Die Kunst des Loslassens
Nach über drei Jahren schliesst die Ausstellung «Erleuchtet – Die Welt der Buddhas». Die Kuratorin, Stephanie Lovász, blickt zurück.
MKB: «Erleuchtet» geht zu Ende. Wie fühlt sich das an?
Stephanie Lovász: Ich sehe das Ende der Ausstellung mit einem weinenden und einem lachenden Auge. Einerseits bin ich traurig, dass die Ausstellung zugeht. Buddhismus ist ein Thema, das mich schon sehr lange begleitet und mir auch persönlich nah ist. Andererseits beginnt etwas Neues, es kommt eine neue Ausstellung in den Raum und ich habe ein neues Projekt vor mir, das ist spannend und wichtig. Letztlich lehrt ja auch der Buddha die Akzeptanz der Vergänglichkeit.
Die Ausstellung startete mitten in der Pandemie. Wie war das?

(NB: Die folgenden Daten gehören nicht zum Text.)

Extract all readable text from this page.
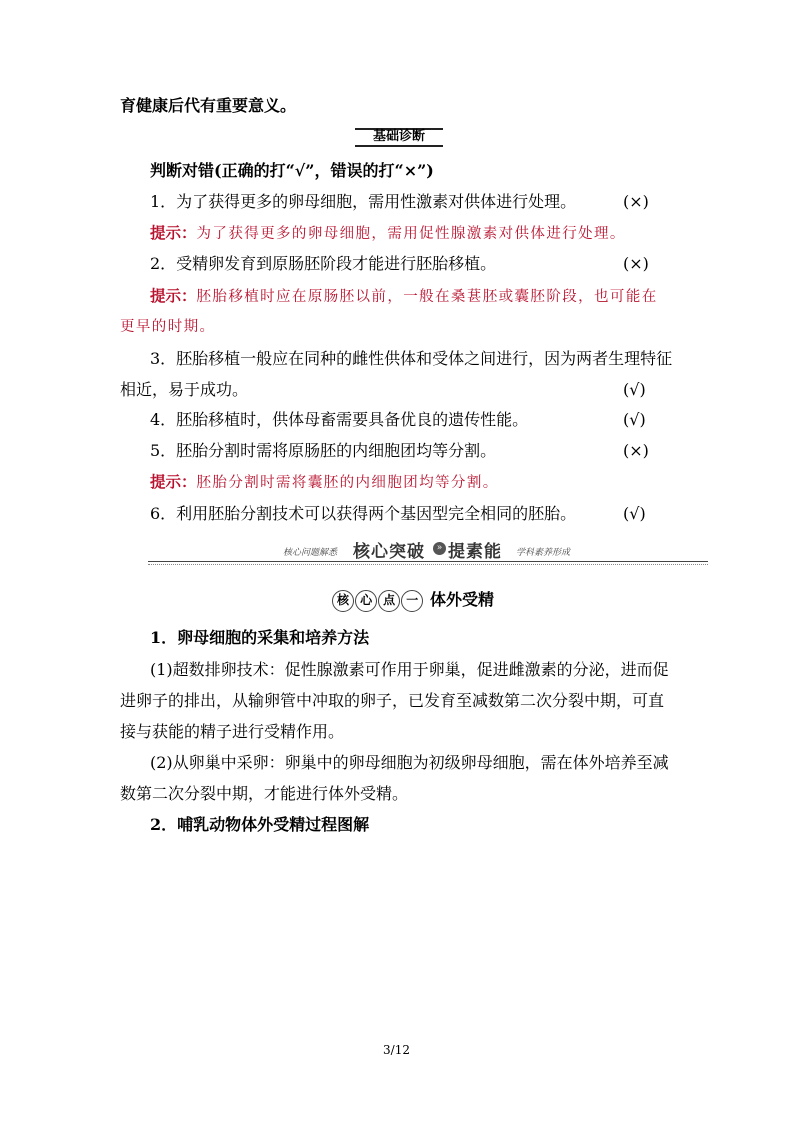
育健康后代有重要意义。
基础诊断
判断对错(正确的打“√”，错误的打“×”)
1．为了获得更多的卵母细胞，需用性激素对供体进行处理。	(×)
提示：为了获得更多的卵母细胞，需用促性腺激素对供体进行处理。
2．受精卵发育到原肠胚阶段才能进行胚胎移植。	(×)
提示：胚胎移植时应在原肠胚以前，一般在桑葚胚或囊胚阶段，也可能在
更早的时期。
3．胚胎移植一般应在同种的雌性供体和受体之间进行，因为两者生理特征
相近，易于成功。	(√)
4．胚胎移植时，供体母畜需要具备优良的遗传性能。	(√)
5．胚胎分割时需将原肠胚的内细胞团均等分割。	(×)
提示：胚胎分割时需将囊胚的内细胞团均等分割。
6．利用胚胎分割技术可以获得两个基因型完全相同的胚胎。	(√)
核心问题解悉 核心突破	» 提素能 学科素养形成
核 心 点 一 体外受精
1．卵母细胞的采集和培养方法
(1)超数排卵技术：促性腺激素可作用于卵巢，促进雌激素的分泌，进而促
进卵子的排出，从输卵管中冲取的卵子，已发育至减数第二次分裂中期，可直
接与获能的精子进行受精作用。
(2)从卵巢中采卵：卵巢中的卵母细胞为初级卵母细胞，需在体外培养至减
数第二次分裂中期，才能进行体外受精。
2．哺乳动物体外受精过程图解
3/12
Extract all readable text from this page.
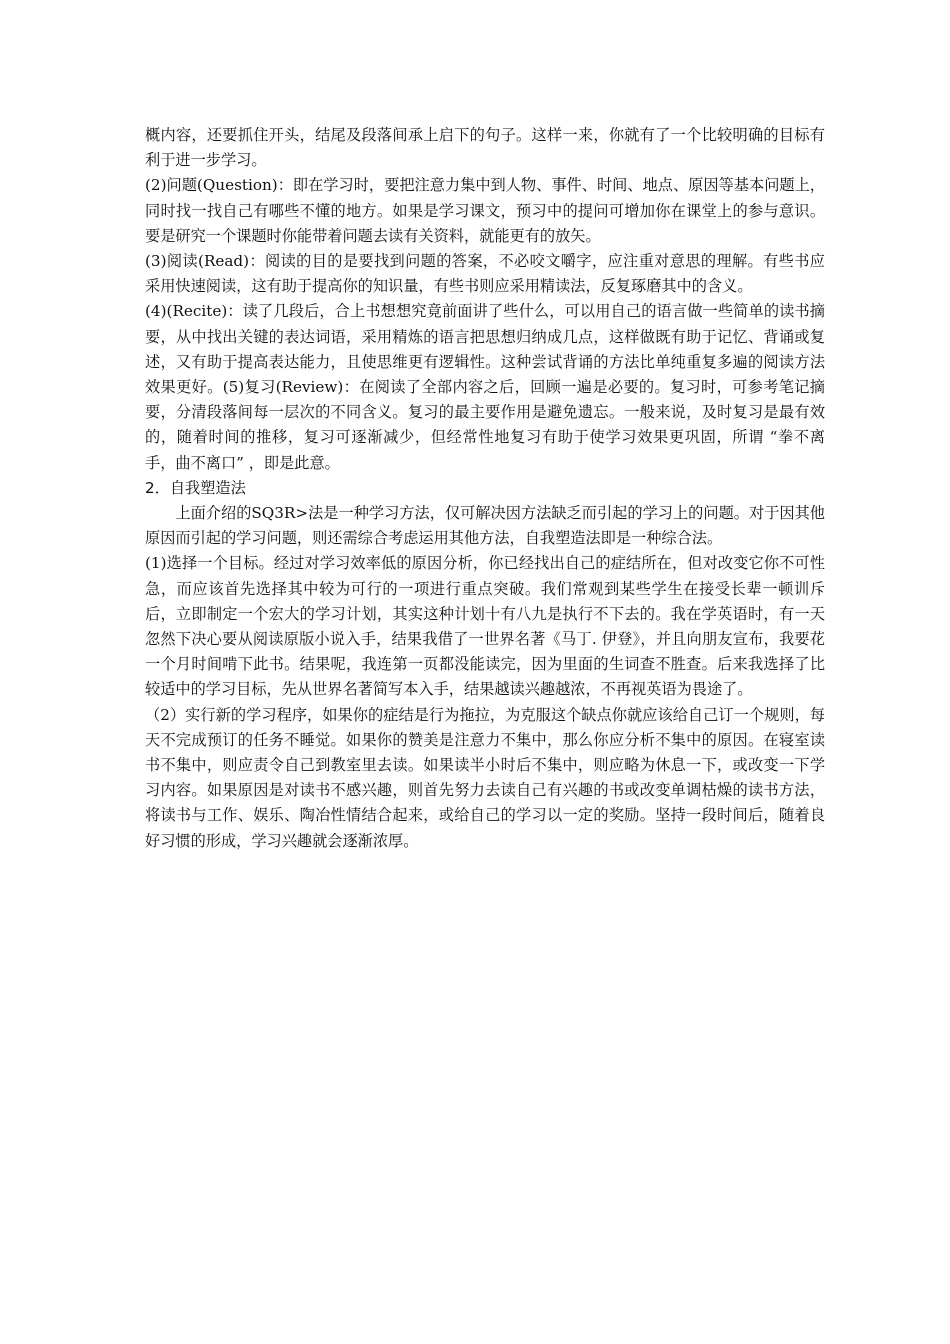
概内容，还要抓住开头，结尾及段落间承上启下的句子。这样一来，你就有了一个比较明确的目标有利于进一步学习。

(2)问题(Question)：即在学习时，要把注意力集中到人物、事件、时间、地点、原因等基本问题上，同时找一找自己有哪些不懂的地方。如果是学习课文，预习中的提问可增加你在课堂上的参与意识。要是研究一个课题时你能带着问题去读有关资料，就能更有的放矢。

(3)阅读(Read)：阅读的目的是要找到问题的答案，不必咬文嚼字，应注重对意思的理解。有些书应采用快速阅读，这有助于提高你的知识量，有些书则应采用精读法，反复琢磨其中的含义。

(4)(Recite)：读了几段后，合上书想想究竟前面讲了些什么，可以用自己的语言做一些简单的读书摘要，从中找出关键的表达词语，采用精炼的语言把思想归纳成几点，这样做既有助于记忆、背诵或复述，又有助于提高表达能力，且使思维更有逻辑性。这种尝试背诵的方法比单纯重复多遍的阅读方法效果更好。(5)复习(Review)：在阅读了全部内容之后，回顾一遍是必要的。复习时，可参考笔记摘要，分清段落间每一层次的不同含义。复习的最主要作用是避免遗忘。一般来说，及时复习是最有效的，随着时间的推移，复习可逐渐减少，但经常性地复习有助于使学习效果更巩固，所谓 “拳不离手，曲不离口” ，即是此意。

2．自我塑造法

上面介绍的SQ3R>法是一种学习方法，仅可解决因方法缺乏而引起的学习上的问题。对于因其他原因而引起的学习问题，则还需综合考虑运用其他方法，自我塑造法即是一种综合法。

(1)选择一个目标。经过对学习效率低的原因分析，你已经找出自己的症结所在，但对改变它你不可性急，而应该首先选择其中较为可行的一项进行重点突破。我们常观到某些学生在接受长辈一顿训斥后，立即制定一个宏大的学习计划，其实这种计划十有八九是执行不下去的。我在学英语时，有一天忽然下决心要从阅读原版小说入手，结果我借了一世界名著《马丁. 伊登》，并且向朋友宣布，我要花一个月时间啃下此书。结果呢，我连第一页都没能读完，因为里面的生词查不胜查。后来我选择了比较适中的学习目标，先从世界名著简写本入手，结果越读兴趣越浓，不再视英语为畏途了。

（2）实行新的学习程序，如果你的症结是行为拖拉，为克服这个缺点你就应该给自己订一个规则，每天不完成预订的任务不睡觉。如果你的赞美是注意力不集中，那么你应分析不集中的原因。在寝室读书不集中，则应责令自己到教室里去读。如果读半小时后不集中，则应略为休息一下，或改变一下学习内容。如果原因是对读书不感兴趣，则首先努力去读自己有兴趣的书或改变单调枯燥的读书方法，将读书与工作、娱乐、陶冶性情结合起来，或给自己的学习以一定的奖励。坚持一段时间后，随着良好习惯的形成，学习兴趣就会逐渐浓厚。
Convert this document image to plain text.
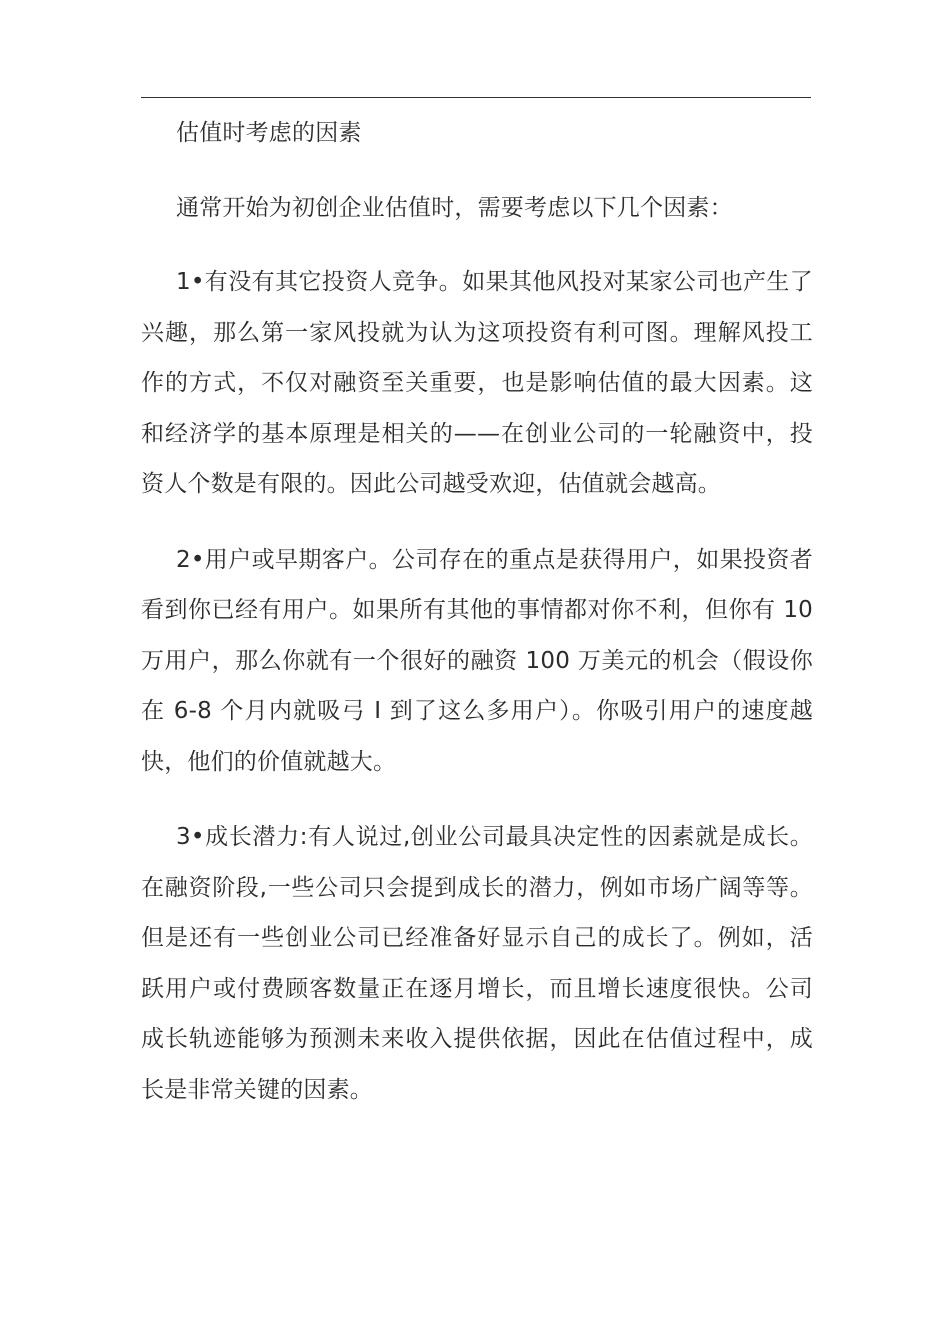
估值时考虑的因素

通常开始为初创企业估值时，需要考虑以下几个因素：

1•有没有其它投资人竞争。如果其他风投对某家公司也产生了兴趣，那么第一家风投就为认为这项投资有利可图。理解风投工作的方式，不仅对融资至关重要，也是影响估值的最大因素。这和经济学的基本原理是相关的——在创业公司的一轮融资中，投资人个数是有限的。因此公司越受欢迎，估值就会越高。

2•用户或早期客户。公司存在的重点是获得用户，如果投资者看到你已经有用户。如果所有其他的事情都对你不利，但你有 10 万用户，那么你就有一个很好的融资 100 万美元的机会（假设你在 6-8 个月内就吸弓 I 到了这么多用户）。你吸引用户的速度越快，他们的价值就越大。

3•成长潜力:有人说过,创业公司最具决定性的因素就是成长。在融资阶段,一些公司只会提到成长的潜力，例如市场广阔等等。但是还有一些创业公司已经准备好显示自己的成长了。例如，活跃用户或付费顾客数量正在逐月增长，而且增长速度很快。公司成长轨迹能够为预测未来收入提供依据，因此在估值过程中，成长是非常关键的因素。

Die Zeit war auf so vielen Ebenen herausfordernd, natürlich auch beim Ausstellungsmachen. Es mussten Hygiene- und Abstandsregeln berücksichtigt werden, es waren nicht alle Materialien jederzeit verfügbar. Und die Teamarbeit wurde sehr digital, daran mussten wir uns alle gewöhnen. Aber zugleich war ich dankbar dafür, ein so tolles Thema bearbeiten zu dürfen, das habe ich als ein Privileg empfunden. Mir hat die Vorbereitung gerade dieser Ausstellung während der Ungewissheiten der Pandemie Kraft und Zuversicht gegeben.
Welche Objekte haben dich besonders begleitet in den über drei Jahren?
Es ist schwer «Lieblingsobjekte» zu benennen. Das Werk «My Father‘s Death» von Sonam Dolma Brauen ist sehr besonders für mich. Es ist eine Meditation über Leben und Sterben, die Akzeptanz der Vergänglichkeit und über die Liebe. In den Kalligraphien von Sanae Sakamoto spüre ich die Energie und Kreativität der Künstlerin. Ich bin sehr dankbar, dass ich beide Frauen kennenlernen durfte.
Die zahlreichen Buddhas im Ausstellungsraum haben für mich eine enorme Ausstrahlung. Die Gruppe der Alabaster-Buddhas aus Myanmar [IIb 7, IIb 8, IIb 10, IIb 11, IIb 12] zählen sicher zu meinen Favoriten. Und auch zwei kleine Buddhas [IId 13892, IId 13885] aus dem Himalaya. Ihre Konturen sind abgerieben, ein sichtbares Zeichen der zahlreichen Berührungen der Gläubigen.
Erleuchtet zu sein, ist das Ziel eines buddhistischen Mönches. Was können wir Menschen in Zeiten von Umbruch und Unsicherheiten aus der Ausstellung mitnehmen, um so ruhig und gelassen zu bleiben, wie ein Buddha?
Ob das Ziel von Mönchen und Nonnen – oder ganz allgemein von praktizierenden Buddhist*innen –tatsächlich das Erwachen ist, weiss ich gar nicht. Ich habe den Eindruck, das «Ziel» ist viel eher eine kontinuierliche Praxis, also das Verinnerlichen und Verstehen der Botschaft des historischen Buddha: radikale Akzeptanz der Vergänglichkeit, Mitgefühl mit allen fühlenden Wesen, kontinuierliche Schulung des Geistes, regelmässige Meditation respektive spirituelle Praxis. Die höchste Erkenntnis – oder das Erwachen, in unserem Sprachgebrauch Erleuchtung – ist dann eher das Fernziel, das in einer der nächsten Existenzen verwirklicht wird. Erwachen ist ein Prozess, ein Weg, dem wir geduldig folgen.
Hast du uns ein abschliessendes Zitat zum Jahr des Drachens?
Zum Drachenjahr speziell habe ich kein Zitat. Sanae Sakamoto hat einer ihrer Kalligraphien folgenden Koan des buddhistischen Meisters Rinzai zugeordnet: «So wie es ist, so ist es gut. Alles hat seinen Platz, alles hat seine Zeit.» Dieses Zitat bringt für mich eine Gelassenheit zum Ausdruck, die sich lohnt, immer wieder in den Blick zu nehmen.